Any Davis tribute worth its salt has to honor his commitment to newness and invention, and this crew remembers to focus on the music in the moment without an eye on remembrance. Former Davis sideman Dave Liebman gets that part out of the way with a quick ramble before the music starts. (He must have a ton of further stories that would be great to hear, but that would be for a different time and place.) This live set exploring that Davis era is, fittingly, a shifting series of deep rhythmic vamps with room for everyone to contribute their particular thing. A pretty take on “In a Silent Way” provides a soothing intro, then it’s on to a solid hour of deep-pocket grooves and sharp cooking chemistry.

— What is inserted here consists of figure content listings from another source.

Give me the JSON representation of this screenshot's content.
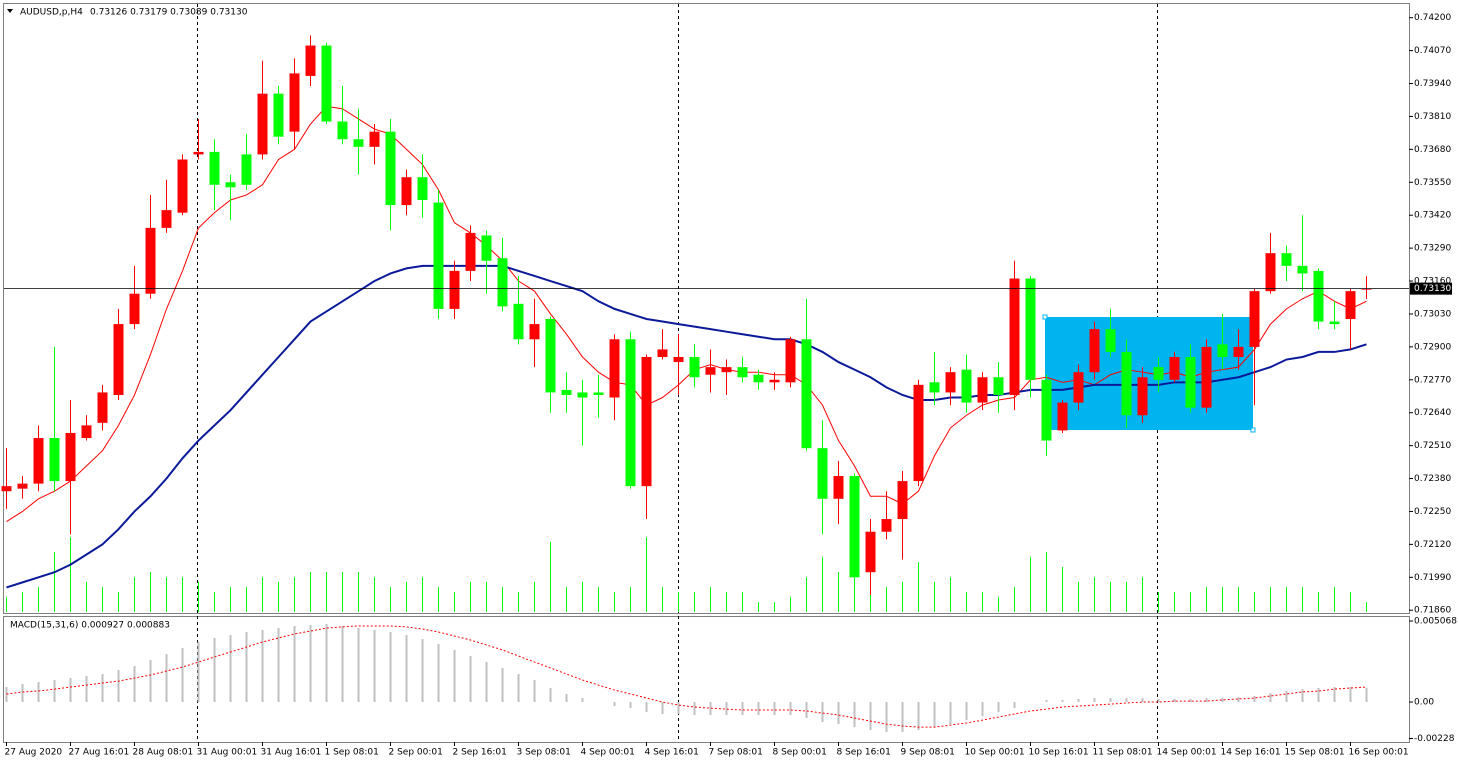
{
  "chart_data": {
    "type": "candlestick",
    "symbol": "AUDUSD,p,H4",
    "quote": "0.73126 0.73179 0.73089 0.73130",
    "bull_color": "#ff0000",
    "bear_color": "#00ff00",
    "categories": [
      "27 Aug 2020",
      null,
      null,
      null,
      "27 Aug 16:01",
      null,
      null,
      null,
      "28 Aug 08:01",
      null,
      null,
      null,
      "31 Aug 00:01",
      null,
      null,
      null,
      "31 Aug 16:01",
      null,
      null,
      null,
      "1 Sep 08:01",
      null,
      null,
      null,
      "2 Sep 00:01",
      null,
      null,
      null,
      "2 Sep 16:01",
      null,
      null,
      null,
      "3 Sep 08:01",
      null,
      null,
      null,
      "4 Sep 00:01",
      null,
      null,
      null,
      "4 Sep 16:01",
      null,
      null,
      null,
      "7 Sep 08:01",
      null,
      null,
      null,
      "8 Sep 00:01",
      null,
      null,
      null,
      "8 Sep 16:01",
      null,
      null,
      null,
      "9 Sep 08:01",
      null,
      null,
      null,
      "10 Sep 00:01",
      null,
      null,
      null,
      "10 Sep 16:01",
      null,
      null,
      null,
      "11 Sep 08:01",
      null,
      null,
      null,
      "14 Sep 00:01",
      null,
      null,
      null,
      "14 Sep 16:01",
      null,
      null,
      null,
      "15 Sep 08:01",
      null,
      null,
      null,
      "16 Sep 00:01",
      null
    ],
    "open": [
      0.7233,
      0.7234,
      0.7236,
      0.7254,
      0.7237,
      0.7254,
      0.726,
      0.7271,
      0.7299,
      0.7311,
      0.7337,
      0.7343,
      0.7366,
      0.7367,
      0.7355,
      0.7366,
      0.7366,
      0.739,
      0.7375,
      0.7397,
      0.7409,
      0.7379,
      0.7372,
      0.7369,
      0.7375,
      0.7346,
      0.7357,
      0.7347,
      0.7305,
      0.732,
      0.7334,
      0.7325,
      0.7307,
      0.7293,
      0.7301,
      0.7273,
      0.7272,
      0.7272,
      0.727,
      0.7293,
      0.7235,
      0.7286,
      0.7284,
      0.7286,
      0.7279,
      0.728,
      0.7282,
      0.7279,
      0.7276,
      0.7276,
      0.7293,
      0.725,
      0.723,
      0.7239,
      0.7201,
      0.7217,
      0.7222,
      0.7237,
      0.7276,
      0.7272,
      0.7281,
      0.7268,
      0.7278,
      0.7271,
      0.7317,
      0.7277,
      0.7257,
      0.7268,
      0.728,
      0.7297,
      0.7288,
      0.7263,
      0.7282,
      0.7277,
      0.7286,
      0.7266,
      0.7291,
      0.7286,
      0.729,
      0.7312,
      0.7327,
      0.7322,
      0.732,
      0.73,
      0.7301,
      0.73126
    ],
    "high": [
      0.725,
      0.7239,
      0.7259,
      0.729,
      0.7269,
      0.7263,
      0.7275,
      0.7305,
      0.7322,
      0.735,
      0.7356,
      0.7366,
      0.738,
      0.7372,
      0.7358,
      0.7374,
      0.7403,
      0.7393,
      0.7404,
      0.7413,
      0.741,
      0.7393,
      0.7384,
      0.7378,
      0.738,
      0.736,
      0.7366,
      0.7352,
      0.7324,
      0.7338,
      0.7336,
      0.7333,
      0.7318,
      0.7309,
      0.7302,
      0.728,
      0.7277,
      0.7279,
      0.7295,
      0.7296,
      0.7287,
      0.7297,
      0.7295,
      0.7291,
      0.7289,
      0.7285,
      0.7286,
      0.7281,
      0.728,
      0.7294,
      0.7309,
      0.7261,
      0.7245,
      0.724,
      0.7222,
      0.7233,
      0.7241,
      0.7277,
      0.7288,
      0.7282,
      0.7287,
      0.728,
      0.7284,
      0.7324,
      0.7318,
      0.7279,
      0.7269,
      0.7283,
      0.73,
      0.7305,
      0.7293,
      0.7282,
      0.7286,
      0.7288,
      0.7291,
      0.7293,
      0.7303,
      0.7297,
      0.7313,
      0.7335,
      0.733,
      0.7342,
      0.7321,
      0.7308,
      0.7313,
      0.73179
    ],
    "low": [
      0.7226,
      0.723,
      0.7233,
      0.7233,
      0.7216,
      0.7253,
      0.7257,
      0.7269,
      0.7297,
      0.7309,
      0.7335,
      0.7342,
      0.7364,
      0.7344,
      0.734,
      0.7352,
      0.7364,
      0.737,
      0.7368,
      0.7393,
      0.7378,
      0.737,
      0.7358,
      0.7362,
      0.7336,
      0.7342,
      0.7341,
      0.7301,
      0.7301,
      0.7316,
      0.7311,
      0.7304,
      0.7291,
      0.7282,
      0.7264,
      0.7264,
      0.7251,
      0.7262,
      0.7261,
      0.7234,
      0.7222,
      0.7285,
      0.7271,
      0.7274,
      0.7272,
      0.7271,
      0.7276,
      0.7273,
      0.7273,
      0.7274,
      0.7249,
      0.7216,
      0.722,
      0.7198,
      0.7192,
      0.7214,
      0.7206,
      0.7235,
      0.7267,
      0.7267,
      0.7264,
      0.7265,
      0.7264,
      0.7265,
      0.727,
      0.7247,
      0.7256,
      0.7265,
      0.7277,
      0.7286,
      0.7258,
      0.726,
      0.7272,
      0.7276,
      0.7264,
      0.7264,
      0.7281,
      0.7281,
      0.7267,
      0.7311,
      0.7316,
      0.7312,
      0.7297,
      0.7297,
      0.7289,
      0.73089
    ],
    "close": [
      0.7235,
      0.7236,
      0.7254,
      0.7237,
      0.7256,
      0.7259,
      0.7272,
      0.7299,
      0.7311,
      0.7337,
      0.7344,
      0.7364,
      0.7367,
      0.7354,
      0.7353,
      0.7354,
      0.739,
      0.7373,
      0.7398,
      0.7409,
      0.7379,
      0.7372,
      0.7369,
      0.7375,
      0.7346,
      0.7357,
      0.7348,
      0.7305,
      0.732,
      0.7335,
      0.7324,
      0.7306,
      0.7293,
      0.7299,
      0.7272,
      0.7271,
      0.727,
      0.7271,
      0.7293,
      0.7235,
      0.7286,
      0.7289,
      0.7286,
      0.7278,
      0.7282,
      0.7282,
      0.7278,
      0.7276,
      0.7277,
      0.7293,
      0.725,
      0.723,
      0.7239,
      0.7199,
      0.7217,
      0.7222,
      0.7237,
      0.7275,
      0.7272,
      0.728,
      0.7268,
      0.7278,
      0.7271,
      0.7317,
      0.7277,
      0.7253,
      0.7268,
      0.728,
      0.7297,
      0.7288,
      0.7263,
      0.7278,
      0.7277,
      0.7286,
      0.7266,
      0.729,
      0.7286,
      0.729,
      0.7312,
      0.7327,
      0.7322,
      0.7319,
      0.73,
      0.7299,
      0.7312,
      0.7313
    ],
    "moving_averages": [
      {
        "color": "#ff0000",
        "width": 1,
        "values": [
          0.7221,
          0.7225,
          0.723,
          0.7233,
          0.7237,
          0.7243,
          0.7249,
          0.7259,
          0.7271,
          0.7287,
          0.7305,
          0.732,
          0.7337,
          0.7343,
          0.7348,
          0.735,
          0.7354,
          0.7364,
          0.7368,
          0.7378,
          0.7385,
          0.7384,
          0.738,
          0.7376,
          0.7374,
          0.7368,
          0.7362,
          0.7352,
          0.7339,
          0.7335,
          0.733,
          0.7324,
          0.7316,
          0.7312,
          0.7303,
          0.7295,
          0.7286,
          0.728,
          0.7276,
          0.7275,
          0.7267,
          0.727,
          0.7275,
          0.7281,
          0.7283,
          0.7281,
          0.728,
          0.728,
          0.7279,
          0.7279,
          0.7275,
          0.7267,
          0.7253,
          0.7243,
          0.7231,
          0.7231,
          0.7228,
          0.7233,
          0.7247,
          0.7258,
          0.7263,
          0.7267,
          0.7269,
          0.727,
          0.7277,
          0.7278,
          0.7276,
          0.7277,
          0.7275,
          0.7279,
          0.7281,
          0.728,
          0.7279,
          0.728,
          0.7278,
          0.728,
          0.7281,
          0.7282,
          0.7289,
          0.7299,
          0.7305,
          0.7309,
          0.7312,
          0.7308,
          0.7305,
          0.7308
        ]
      },
      {
        "color": "#0a1a99",
        "width": 2,
        "values": [
          0.7195,
          0.7197,
          0.7199,
          0.7201,
          0.7204,
          0.7208,
          0.7212,
          0.7218,
          0.7225,
          0.7231,
          0.7238,
          0.7246,
          0.7253,
          0.7259,
          0.7265,
          0.7272,
          0.7279,
          0.7286,
          0.7293,
          0.73,
          0.7304,
          0.7308,
          0.7312,
          0.7316,
          0.7319,
          0.7321,
          0.7322,
          0.7322,
          0.7322,
          0.7322,
          0.7322,
          0.7322,
          0.732,
          0.7318,
          0.7316,
          0.7314,
          0.7312,
          0.7308,
          0.7305,
          0.7303,
          0.7301,
          0.73,
          0.7299,
          0.7298,
          0.7297,
          0.7296,
          0.7295,
          0.7294,
          0.7293,
          0.7293,
          0.7291,
          0.7288,
          0.7284,
          0.7281,
          0.7278,
          0.7274,
          0.7271,
          0.7269,
          0.7269,
          0.727,
          0.727,
          0.7271,
          0.7271,
          0.7272,
          0.7273,
          0.7273,
          0.7273,
          0.7274,
          0.7275,
          0.7275,
          0.7275,
          0.7275,
          0.7275,
          0.7276,
          0.7276,
          0.7276,
          0.7277,
          0.7278,
          0.728,
          0.7282,
          0.7285,
          0.7286,
          0.7288,
          0.7288,
          0.7289,
          0.7291
        ]
      }
    ],
    "volume_color": "#00ff00",
    "volume": [
      15,
      20,
      25,
      60,
      75,
      30,
      25,
      20,
      35,
      40,
      35,
      35,
      30,
      20,
      25,
      25,
      35,
      30,
      35,
      40,
      40,
      40,
      40,
      35,
      25,
      30,
      35,
      25,
      20,
      30,
      30,
      25,
      20,
      30,
      70,
      25,
      30,
      25,
      20,
      25,
      75,
      25,
      20,
      20,
      25,
      20,
      20,
      10,
      10,
      15,
      35,
      55,
      40,
      40,
      60,
      25,
      30,
      50,
      30,
      35,
      20,
      20,
      15,
      25,
      55,
      60,
      45,
      30,
      35,
      30,
      30,
      35,
      20,
      20,
      20,
      25,
      25,
      25,
      20,
      25,
      25,
      25,
      20,
      25,
      20,
      10
    ],
    "ylim": [
      0.71849,
      0.74258
    ],
    "yticks": [
      {
        "value": 0.742,
        "label": "0.74200"
      },
      {
        "value": 0.7407,
        "label": "0.74070"
      },
      {
        "value": 0.7394,
        "label": "0.73940"
      },
      {
        "value": 0.7381,
        "label": "0.73810"
      },
      {
        "value": 0.7368,
        "label": "0.73680"
      },
      {
        "value": 0.7355,
        "label": "0.73550"
      },
      {
        "value": 0.7342,
        "label": "0.73420"
      },
      {
        "value": 0.7329,
        "label": "0.73290"
      },
      {
        "value": 0.7316,
        "label": "0.73160"
      },
      {
        "value": 0.7303,
        "label": "0.73030"
      },
      {
        "value": 0.729,
        "label": "0.72900"
      },
      {
        "value": 0.7277,
        "label": "0.72770"
      },
      {
        "value": 0.7264,
        "label": "0.72640"
      },
      {
        "value": 0.7251,
        "label": "0.72510"
      },
      {
        "value": 0.7238,
        "label": "0.72380"
      },
      {
        "value": 0.7225,
        "label": "0.72250"
      },
      {
        "value": 0.7212,
        "label": "0.72120"
      },
      {
        "value": 0.7199,
        "label": "0.71990"
      },
      {
        "value": 0.7186,
        "label": "0.71860"
      }
    ],
    "last_price": {
      "value": 0.7313,
      "label": "0.73130"
    },
    "macd": {
      "label": "MACD(15,31,6) 0.000927 0.000883",
      "histogram_color": "#c0c0c0",
      "signal_color": "#ff0000",
      "histogram": [
        0.00094,
        0.00113,
        0.00125,
        0.00138,
        0.0015,
        0.00163,
        0.00175,
        0.002,
        0.00225,
        0.00263,
        0.003,
        0.00338,
        0.00376,
        0.00401,
        0.00419,
        0.00438,
        0.00451,
        0.00463,
        0.00476,
        0.00482,
        0.00488,
        0.00476,
        0.00463,
        0.00451,
        0.00438,
        0.00419,
        0.00394,
        0.00363,
        0.00326,
        0.00288,
        0.0025,
        0.00213,
        0.00175,
        0.00138,
        0.00088,
        0.0005,
        0.00025,
        0,
        -0.00025,
        -0.00038,
        -0.00063,
        -0.00075,
        -0.00075,
        -0.00081,
        -0.00081,
        -0.00081,
        -0.00081,
        -0.00081,
        -0.00081,
        -0.00081,
        -0.001,
        -0.00125,
        -0.00138,
        -0.00157,
        -0.00175,
        -0.00188,
        -0.00188,
        -0.00175,
        -0.00157,
        -0.00138,
        -0.00113,
        -0.00088,
        -0.00063,
        -0.00038,
        0,
        0.00013,
        0.00013,
        0.00019,
        0.00025,
        0.00025,
        0.00025,
        0.00025,
        0.00019,
        0.00019,
        0.00019,
        0.00025,
        0.00025,
        0.00031,
        0.00038,
        0.00056,
        0.00069,
        0.00081,
        0.00088,
        0.00094,
        0.00094,
        0.00088
      ],
      "signal": [
        0.0005,
        0.00063,
        0.00069,
        0.00081,
        0.00094,
        0.00106,
        0.00119,
        0.00131,
        0.0015,
        0.00169,
        0.00194,
        0.00219,
        0.0025,
        0.00282,
        0.00313,
        0.00344,
        0.00376,
        0.00401,
        0.00426,
        0.00444,
        0.00463,
        0.0047,
        0.00476,
        0.00476,
        0.00476,
        0.0047,
        0.00457,
        0.00438,
        0.00413,
        0.00388,
        0.00357,
        0.00326,
        0.00288,
        0.0025,
        0.00213,
        0.00175,
        0.00138,
        0.00106,
        0.00075,
        0.0005,
        0.00025,
        0,
        -0.00019,
        -0.00031,
        -0.00038,
        -0.00044,
        -0.0005,
        -0.0005,
        -0.0005,
        -0.0005,
        -0.00056,
        -0.00069,
        -0.00081,
        -0.001,
        -0.00119,
        -0.00138,
        -0.0015,
        -0.00157,
        -0.00157,
        -0.00144,
        -0.00131,
        -0.00113,
        -0.00094,
        -0.00075,
        -0.00056,
        -0.00044,
        -0.00031,
        -0.00025,
        -0.00019,
        -0.00013,
        -6e-05,
        0,
        0,
        6e-05,
        6e-05,
        6e-05,
        0.00013,
        0.00019,
        0.00025,
        0.00038,
        0.0005,
        0.00063,
        0.00069,
        0.00081,
        0.00088,
        0.00094
      ],
      "ylim": [
        -0.0025,
        0.00532
      ],
      "yticks": [
        0.005068,
        {
          "value": 0,
          "label": "0.00"
        },
        -0.00228
      ]
    }
  }
}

It’s natural that Chris Walters’ electric organ will bring a dose of Herbie Hancock, or that James DaSilva is obliged to coat his guitar with more than one layer of wah-wah fuzz. For those familiar with the subject matter, though, it’s more interesting to pick apart how things inevitably change. “Wili” lacks the crazy churn of its live take from Dark Magus (Columbia, 1977) (which also featured Liebman), though that leaves room for this to become a more nuanced and dreamy take instead. The formerly brief snippet of “Selim” gets stretched here to a seven-minute ballad for Liebman and Jeff Coffin to do some floating and crooning on their horns.
If the material has become too familiar for timeless or revolutionary new renditions, that’s beside the point. Despite the associations with the past, On the Corner: Live! is a fine treat to keep most any electric fusion fan happy for an hour. The Chief would have been the first one telling us it’s time to move on before too long anyway.